Sunday Times

Makate and Vodacom to slug it out

- By ASHA SPECKMAN

● Vodacom will not pay spurious amounts in a bid to make the Please Call Me drama disappear, the telecommun­ications company said on Friday amid pressure from supporters of Nkosana Makate, the Please Call Me service inventor, to pay him R70bn.

Vodacom spokespers­on Byron Kennedy said the company “will not pay spurious, amounts that have no bearing on reality”.

Vodacom has come under fire over an alleged amount of R49m it offered Makate as compensati­on for the Please Call Me idea, which he gave to the company while working there as a junior accountant in 2000.

After the company reneged on an agreement to pay him, he approached the courts. But the matter has dragged on for over a decade. The Constituti­onal Court ruled in 2016 that Vodacom enter talks to pay Makate reasonable compensati­on.

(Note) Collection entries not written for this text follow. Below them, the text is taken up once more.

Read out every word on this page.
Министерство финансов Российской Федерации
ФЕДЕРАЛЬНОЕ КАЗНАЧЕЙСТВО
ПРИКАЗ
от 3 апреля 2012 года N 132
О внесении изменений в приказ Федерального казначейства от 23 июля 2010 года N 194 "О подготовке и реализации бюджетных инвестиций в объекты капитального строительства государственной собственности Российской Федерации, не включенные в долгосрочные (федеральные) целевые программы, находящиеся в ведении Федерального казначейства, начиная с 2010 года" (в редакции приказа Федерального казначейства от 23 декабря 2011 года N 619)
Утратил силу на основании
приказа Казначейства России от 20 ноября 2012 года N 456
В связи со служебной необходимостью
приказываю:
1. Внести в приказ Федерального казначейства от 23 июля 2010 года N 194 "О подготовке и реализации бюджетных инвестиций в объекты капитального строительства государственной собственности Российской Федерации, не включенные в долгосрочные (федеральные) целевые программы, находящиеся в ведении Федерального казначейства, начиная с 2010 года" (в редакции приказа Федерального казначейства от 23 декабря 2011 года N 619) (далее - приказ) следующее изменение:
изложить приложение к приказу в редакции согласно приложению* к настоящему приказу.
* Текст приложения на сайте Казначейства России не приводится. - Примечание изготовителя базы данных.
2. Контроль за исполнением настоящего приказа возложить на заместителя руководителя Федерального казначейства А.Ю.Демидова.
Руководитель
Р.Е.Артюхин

Neither Makate nor Vodacom has disclosed the compensati­on that Vodacom CEO Shameel Joosub determined as the courtsanct­ioned arbiter, should negotiatio­ns deadlock as they did in December.

Makate has rejected the offer as an “insult” and is pursuing a judicial review.

He said his costs associated with the matter ran into “tens and tens of millions”.

Asked to comment on Vodacom’s claim that its offer was generous, he said: “We’re not in generosity mode here. I’ve got a commercial contract with Vodacom and that is what I am enforcing.” He declined to comment on what he considered a fair and reasonable amount, saying: “I’ll leave that to the court after presenting all the facts to court.”

But Nkateko Nyoka, Vodacom’s head of legal and regulatory affairs, said: “The possibilit­y of amending the offer doesn’t exist.”

He said the number determined was final and legally binding until determined otherwise by the court.

Vodacom CFO Till Streichert said R70bn was extreme and implied that “the entire profit of the SA business for the last six years” was due to Makate.

He said Vodacom had not seen any incrementa­l revenue, “in particular because we’ve never been able to charge for it”.

Yet the Constituti­onal Court, citing Vodacom’s lawyer, said: “It is common cause that this product has generated revenue amounting to billions of rands.” Vodacom’s pre-listing statement in 2009 said 20-million Please Call Mes were transmitte­d daily and “that generates revenue for Vodacom”.

Makate said: “We will prove to the courts that revenues for Please Call Me can be calculated, not only by my people but by Vodacom’s own internal people. There are objective facts that point to that direction.”